When pericytes die off, it can create increased permeability as the junctures between the cells grow and separate. Increased Ang-2 binding to Tie2 also triggers a flood of inflammatory molecules and cells that prime blood vessels to increase VEGF production and binding. VEGF in turn promotes new branches and vessel extensions resulting in eventual fluid leakage as they push through the retina.
Ang-2 and Tie2 binding, along with VEGF, leads to unstable, leaky blood vessel growth in the eye that can cause vision loss.
Researchers have found elevated levels of both Ang-2 and VEGF in the eyes of people with diabetes and in models for retinal conditions like nAMD, DR and DME. This potential link to the angiopoietin/Tie2 pathway suggests that we need to further understand the impact of blocking Ang-2 simultaneously with VEGF on retinal conditions.
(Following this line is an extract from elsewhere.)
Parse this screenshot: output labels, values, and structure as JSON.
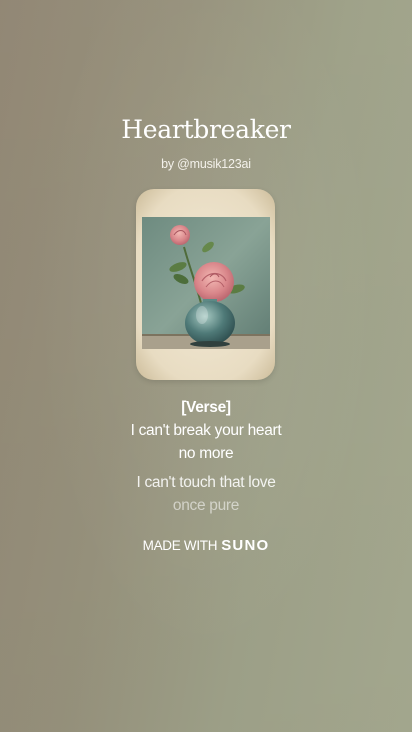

Blocking Ang-2 would allow Ang-1 to bind to the Tie2 receptor, which may reinstate vessel stability and reduce inflammation that primes VEGF. Blocking VEGF would then reduce additional vascular leakage by inhibiting new vessel growth. Researchers are studying to see if this synergistic impact may prove to be effective for those patients that do not respond adequately to existing treatments alone.
As our scientists unlock the potential of the Ang/Tie2 pathway, we continue to explore other pathways that play a role in retinal disease. With each experiment and every step forward, we hope to move toward eliminating another common cause of vision loss.